Former Surgeon General Jerome Adams: Prioritize new antivirals for Covid

The U.S. Covid-19 Public Health Emergency declaration may have ended, but the virus remains. Now is the moment to leverage the successes and challenges of fostering innovative Covid therapeutics to prepare for the future waves that we inevitably face from new variants.

On June 13, the House Energy and Commerce Committee’s Subcommittee on Health convened to discuss solutions to ensure preparedness for the next generation of public threats and hazards, including infectious diseases such as Covid-19. This was a critical discussion, particularly because seniors and immunocompromised patients remain susceptible to harm from Covid-19 and continue to have limited treatment options.

Many provisions within the Pandemic and All-Hazards Preparedness Act are set to expire in September, including support for two agencies that are integral to protecting vulnerable citizens from SARS-CoV-2 and other viruses: the Biomedical Advanced Research and Development Authority and the Administration for Strategic Preparedness and Response. Republicans and Democrats must continue discussions and find common ground to ensure appropriate medical countermeasures are in place in advance of the next public health emergency. More than most, I understand the challenges of navigating the politics of public health. However, we must prioritize and protect our most vulnerable by ensuring a ready supply of effective, safe, variant-resistant treatments.

A key example of an initiative that should not be allowed to fall short is Project NexGen, a $5 billion initiative launched by the current administration to expand the Covid-19 treatment toolbox with innovative vaccines and therapeutics. This multiagency initiative was launched to provide government support at key points through the development process — from clinical trials to Food and Drug Administration authorizations to ensuring commercial availability and equitable access to new treatments.

As a veteran of Project Warp Speed, which delivered Covid-19 vaccines in record time, I applaud this effort to marshal public and private sector resources and drive innovation.

However, the program’s currently stated funding priorities do not include the availability of the next generation of safe, effective oral antiviral medicines. Instead of supporting the acceleration of oral antivirals, some of which are already in late-stage clinical development, Project NextGen seems focused on technologies — such as more durable monoclonal antibodies — that many scientists feel are still years away.

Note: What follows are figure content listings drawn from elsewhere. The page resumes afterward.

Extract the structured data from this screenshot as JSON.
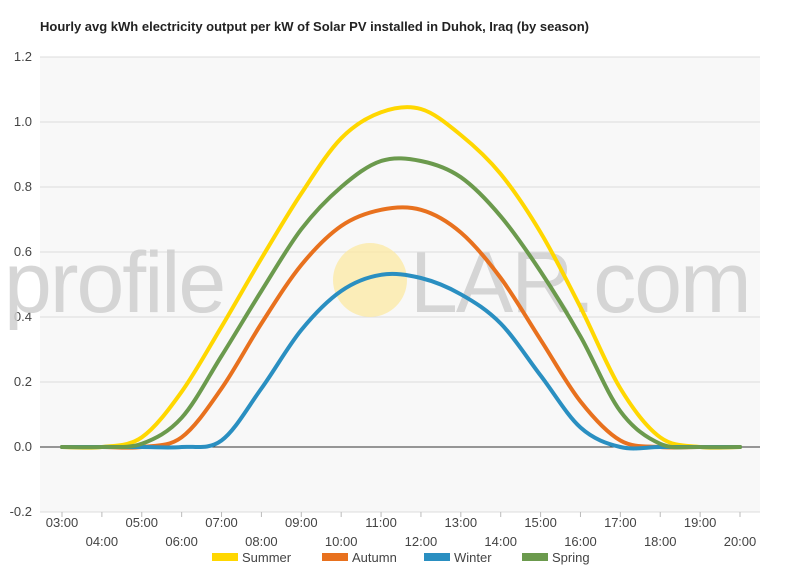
{
  "chart_data": {
    "type": "line",
    "title": "Hourly avg kWh electricity output per kW of Solar PV installed in Duhok, Iraq (by season)",
    "xlabel": "",
    "ylabel": "",
    "ylim": [
      -0.2,
      1.2
    ],
    "y_ticks": [
      "-0.2",
      "0.0",
      "0.2",
      "0.4",
      "0.6",
      "0.8",
      "1.0",
      "1.2"
    ],
    "x": [
      "03:00",
      "04:00",
      "05:00",
      "06:00",
      "07:00",
      "08:00",
      "09:00",
      "10:00",
      "11:00",
      "12:00",
      "13:00",
      "14:00",
      "15:00",
      "16:00",
      "17:00",
      "18:00",
      "19:00",
      "20:00"
    ],
    "grid": true,
    "legend_position": "bottom",
    "series": [
      {
        "name": "Summer",
        "color": "#ffd700",
        "values": [
          0,
          0,
          0.03,
          0.17,
          0.37,
          0.58,
          0.78,
          0.95,
          1.03,
          1.04,
          0.96,
          0.84,
          0.66,
          0.43,
          0.18,
          0.03,
          0,
          0
        ]
      },
      {
        "name": "Autumn",
        "color": "#e8711e",
        "values": [
          0,
          0,
          0,
          0.03,
          0.18,
          0.38,
          0.56,
          0.68,
          0.73,
          0.73,
          0.66,
          0.52,
          0.33,
          0.14,
          0.02,
          0,
          0,
          0
        ]
      },
      {
        "name": "Winter",
        "color": "#2a8fc1",
        "values": [
          0,
          0,
          0,
          0,
          0.02,
          0.18,
          0.36,
          0.48,
          0.53,
          0.52,
          0.47,
          0.38,
          0.22,
          0.06,
          0,
          0,
          0,
          0
        ]
      },
      {
        "name": "Spring",
        "color": "#6b9a4d",
        "values": [
          0,
          0,
          0.01,
          0.09,
          0.28,
          0.48,
          0.67,
          0.8,
          0.88,
          0.88,
          0.83,
          0.71,
          0.54,
          0.34,
          0.11,
          0.01,
          0,
          0
        ]
      }
    ]
  },
  "watermark": {
    "left": "profile",
    "right": "LAR.com",
    "sun_color": "#fde9a0"
  }
}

In fact, monoclonal antibodies are the only treatments Project NextGen has expressed support for, despite their well-known challenges for Covid-19. The efficacy of monoclonal antibodies is dependent on specific targeting of currently circulating viral variants. As a result, most first-generation monoclonal antibodies no longer work, had their authorization rescinded by U.S. and global regulatory bodies, and have been pulled from the market.

As former White House Coronavirus Response Coordinator Deborah Birx has previously stated, we are one variant away from a wave that could evade all remaining treatments. No one I’ve spoken to in industry or in government believes a strategy that relies solely on new monoclonal antibodies will adequately prepare us for the new variants or viruses that will emerge.

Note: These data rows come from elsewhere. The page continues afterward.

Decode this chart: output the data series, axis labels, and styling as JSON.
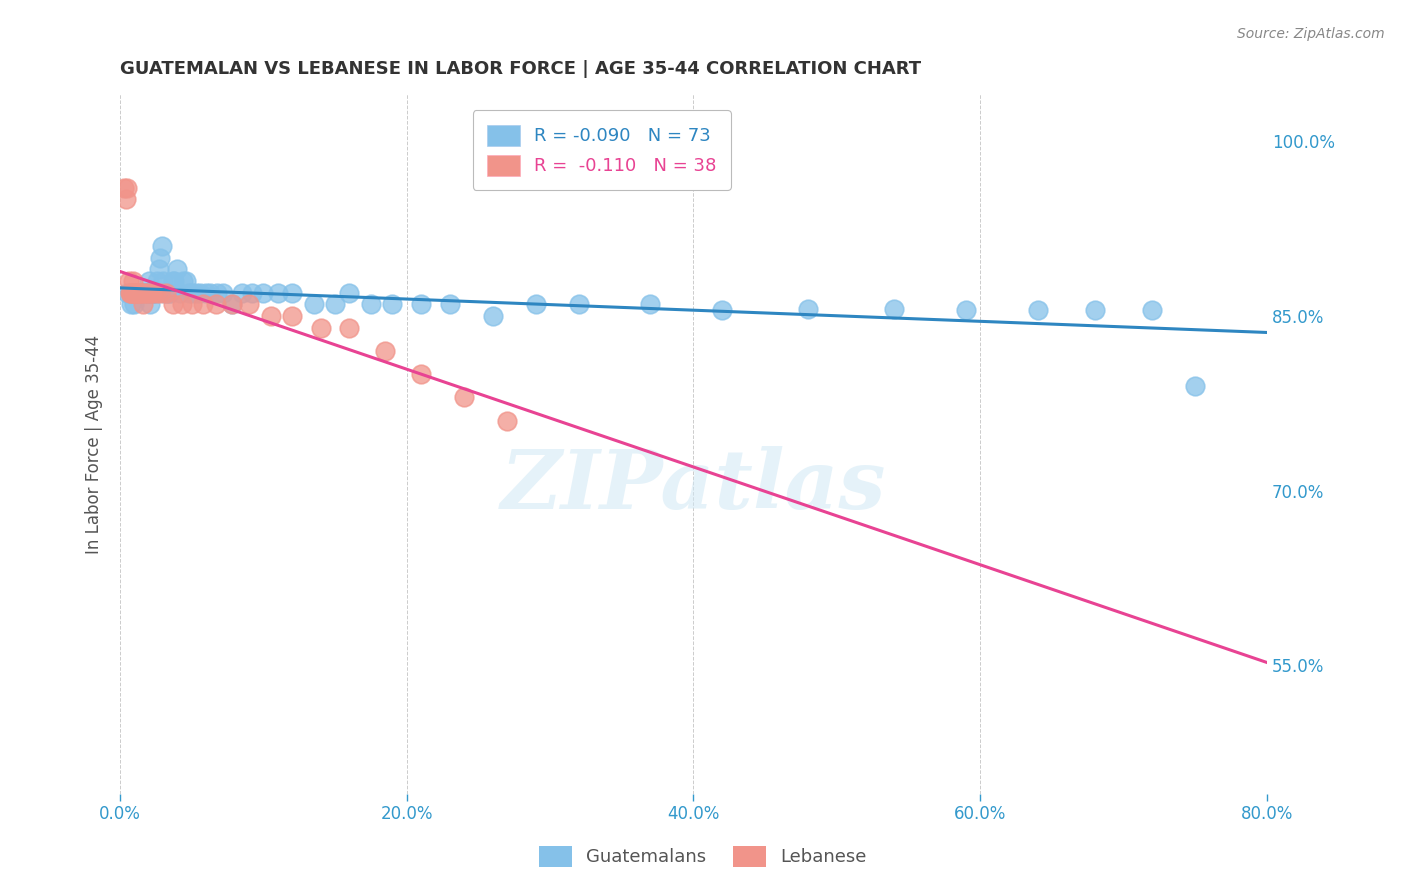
{
  "title": "GUATEMALAN VS LEBANESE IN LABOR FORCE | AGE 35-44 CORRELATION CHART",
  "source": "Source: ZipAtlas.com",
  "xlabel": "",
  "ylabel": "In Labor Force | Age 35-44",
  "x_tick_labels": [
    "0.0%",
    "20.0%",
    "40.0%",
    "60.0%",
    "80.0%"
  ],
  "x_tick_vals": [
    0.0,
    0.2,
    0.4,
    0.6,
    0.8
  ],
  "y_tick_labels": [
    "55.0%",
    "70.0%",
    "85.0%",
    "100.0%"
  ],
  "y_tick_vals": [
    0.55,
    0.7,
    0.85,
    1.0
  ],
  "xlim": [
    0.0,
    0.8
  ],
  "ylim": [
    0.44,
    1.04
  ],
  "guatemalan_R": -0.09,
  "guatemalan_N": 73,
  "lebanese_R": -0.11,
  "lebanese_N": 38,
  "guatemalan_color": "#85c1e9",
  "lebanese_color": "#f1948a",
  "guatemalan_line_color": "#2e86c1",
  "lebanese_line_color": "#e84393",
  "background_color": "#ffffff",
  "watermark": "ZIPatlas",
  "guatemalan_x": [
    0.005,
    0.007,
    0.008,
    0.01,
    0.01,
    0.012,
    0.013,
    0.014,
    0.015,
    0.015,
    0.016,
    0.016,
    0.017,
    0.018,
    0.018,
    0.019,
    0.02,
    0.02,
    0.021,
    0.021,
    0.022,
    0.022,
    0.023,
    0.024,
    0.025,
    0.026,
    0.027,
    0.028,
    0.029,
    0.03,
    0.031,
    0.032,
    0.034,
    0.035,
    0.037,
    0.038,
    0.04,
    0.042,
    0.044,
    0.046,
    0.048,
    0.05,
    0.053,
    0.056,
    0.06,
    0.063,
    0.068,
    0.072,
    0.078,
    0.085,
    0.092,
    0.1,
    0.11,
    0.12,
    0.135,
    0.15,
    0.16,
    0.175,
    0.19,
    0.21,
    0.23,
    0.26,
    0.29,
    0.32,
    0.37,
    0.42,
    0.48,
    0.54,
    0.59,
    0.64,
    0.68,
    0.72,
    0.75
  ],
  "guatemalan_y": [
    0.87,
    0.87,
    0.86,
    0.87,
    0.86,
    0.87,
    0.87,
    0.87,
    0.87,
    0.87,
    0.87,
    0.87,
    0.87,
    0.87,
    0.87,
    0.87,
    0.87,
    0.88,
    0.87,
    0.86,
    0.87,
    0.87,
    0.87,
    0.87,
    0.87,
    0.88,
    0.89,
    0.9,
    0.91,
    0.88,
    0.87,
    0.87,
    0.87,
    0.87,
    0.88,
    0.88,
    0.89,
    0.87,
    0.88,
    0.88,
    0.87,
    0.87,
    0.87,
    0.87,
    0.87,
    0.87,
    0.87,
    0.87,
    0.86,
    0.87,
    0.87,
    0.87,
    0.87,
    0.87,
    0.86,
    0.86,
    0.87,
    0.86,
    0.86,
    0.86,
    0.86,
    0.85,
    0.86,
    0.86,
    0.86,
    0.855,
    0.856,
    0.856,
    0.855,
    0.855,
    0.855,
    0.855,
    0.79
  ],
  "lebanese_x": [
    0.003,
    0.004,
    0.005,
    0.006,
    0.007,
    0.008,
    0.008,
    0.009,
    0.01,
    0.01,
    0.011,
    0.012,
    0.013,
    0.014,
    0.015,
    0.016,
    0.017,
    0.018,
    0.02,
    0.022,
    0.025,
    0.028,
    0.032,
    0.037,
    0.043,
    0.05,
    0.058,
    0.067,
    0.078,
    0.09,
    0.105,
    0.12,
    0.14,
    0.16,
    0.185,
    0.21,
    0.24,
    0.27
  ],
  "lebanese_y": [
    0.96,
    0.95,
    0.96,
    0.88,
    0.87,
    0.87,
    0.87,
    0.88,
    0.87,
    0.87,
    0.87,
    0.87,
    0.87,
    0.87,
    0.87,
    0.86,
    0.87,
    0.87,
    0.87,
    0.87,
    0.87,
    0.87,
    0.87,
    0.86,
    0.86,
    0.86,
    0.86,
    0.86,
    0.86,
    0.86,
    0.85,
    0.85,
    0.84,
    0.84,
    0.82,
    0.8,
    0.78,
    0.76
  ]
}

In contrast, next-generation oral antivirals in development are variant neutral, with the potential to fill significant treatment gaps in the short-term and to ensure future, long-term preparedness. (Disclosure: I am on the board of Atea Pharmaceuticals, which has an oral antiviral for Covid in development.)

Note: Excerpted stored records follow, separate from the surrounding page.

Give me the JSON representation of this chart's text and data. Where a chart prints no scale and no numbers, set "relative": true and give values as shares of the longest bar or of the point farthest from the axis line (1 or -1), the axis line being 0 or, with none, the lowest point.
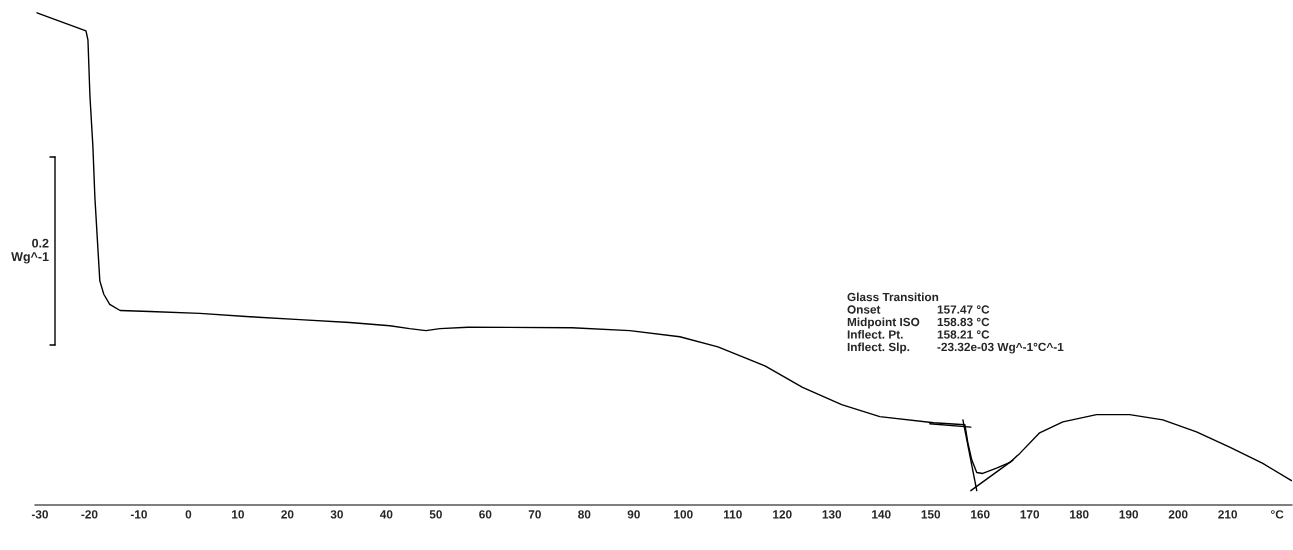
{
  "chart_data": {
    "type": "line",
    "relative": true,
    "tick_labels": "x",
    "grid": false,
    "legend": false,
    "xlim": [
      -31,
      223
    ],
    "xticks": [
      -30,
      -20,
      -10,
      0,
      10,
      20,
      30,
      40,
      50,
      60,
      70,
      80,
      90,
      100,
      110,
      120,
      130,
      140,
      150,
      160,
      170,
      180,
      190,
      200,
      210,
      {
        "value": 220,
        "label": "°C"
      }
    ],
    "annotations": [
      "0.2\nWg^-1",
      "Glass Transition",
      "Onset\t157.47 °C",
      "Midpoint ISO\t158.83 °C",
      "Inflect. Pt.\t158.21 °C",
      "Inflect. Slp.\t-23.32e-03 Wg^-1°C^-1"
    ],
    "series": [
      {
        "color": "#000000",
        "x": [
          -30.6,
          -20.7,
          -20.3,
          -19.9,
          -19.3,
          -18.9,
          -18.3,
          -17.9,
          -17.1,
          -15.9,
          -13.8,
          -7.8,
          2.3,
          12.4,
          22.5,
          32.6,
          40.7,
          44.7,
          48.0,
          50.8,
          56.5,
          77.5,
          89.2,
          99.3,
          107.0,
          116.5,
          124.1,
          132.0,
          139.7,
          150.6,
          156.9,
          157.5,
          158.3,
          159.3,
          160.5,
          163.3,
          166.0,
          168.0,
          172.0,
          176.7,
          183.5,
          190.2,
          196.9,
          203.7,
          210.4,
          217.1,
          222.9
        ],
        "values": [
          1.0,
          0.962,
          0.943,
          0.826,
          0.72,
          0.614,
          0.508,
          0.439,
          0.411,
          0.39,
          0.377,
          0.375,
          0.371,
          0.364,
          0.358,
          0.352,
          0.345,
          0.339,
          0.335,
          0.339,
          0.342,
          0.341,
          0.335,
          0.322,
          0.301,
          0.261,
          0.216,
          0.18,
          0.155,
          0.142,
          0.138,
          0.1,
          0.064,
          0.038,
          0.036,
          0.047,
          0.059,
          0.078,
          0.121,
          0.144,
          0.159,
          0.159,
          0.148,
          0.123,
          0.091,
          0.057,
          0.021
        ]
      },
      {
        "type": "line",
        "color": "#000000",
        "x": [
          149.8,
          158.1
        ],
        "values": [
          0.14,
          0.133
        ]
      },
      {
        "type": "line",
        "color": "#000000",
        "x": [
          156.5,
          159.3
        ],
        "values": [
          0.148,
          0.0
        ]
      },
      {
        "type": "line",
        "color": "#000000",
        "x": [
          158.1,
          166.6
        ],
        "values": [
          0.0,
          0.064
        ]
      }
    ]
  }
}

While the only currently approved oral antiviral, Paxlovid, works well for some, it has key limitations. These include contraindications for use with commonly prescribed medicines for people who are immune compromised, or who are at risk for worsening heart disease and stroke. In other words, those currently most at risk for harm from Covid-19 are also often most at risk of harm from taking the one approved and effective remaining outpatient treatment for Covid-19.

Covid-19 is the fourth leading cause of death in the U.S., after heart disease, cancer, and injury. We have the knowledge and the tools to change this, but not yet the will or the funding. Every day I hear from medical professionals nationwide who tell me they desperately need more therapeutic options. Their patients — including those in senior care facilities — need safe, effective oral treatments that can be easily administered and prevent disease progression.

That’s why in order to protect those at greatest risk of hospitalization and death, the Biden administration and Congress must prioritize new oral antivirals. They aren’t a “nice to have,” but a “must have.”

Support for manufacturing new oral antivirals that are in development would ensure an immediate supply at the time of an FDA authorization. That would be a cost-effective investment that could pay major dividends in reduced hospitalizations and deaths.

Without prioritizing more oral antiviral options for our treatment toolbox, we face the real possibility of reducing the gains we have made against Covid-19 and being ill-prepared for the next wave, and the next pandemic.

As conversations about legislation and funding for pandemic preparedness progress, I urge Congress and the Biden administration to take action. This is an issue of health equity. Making treatments available that can protect our seniors and those with disabilities now and in the future is surely something we can all agree on.

Jerome Adams, M.D., MPH, served as the 20th surgeon general of the United States and was a prior member of the President’s Coronavirus Task Force. He is currently presidential fellow and the executive director of health equity initiatives and distinguished professor of practice at Purdue University.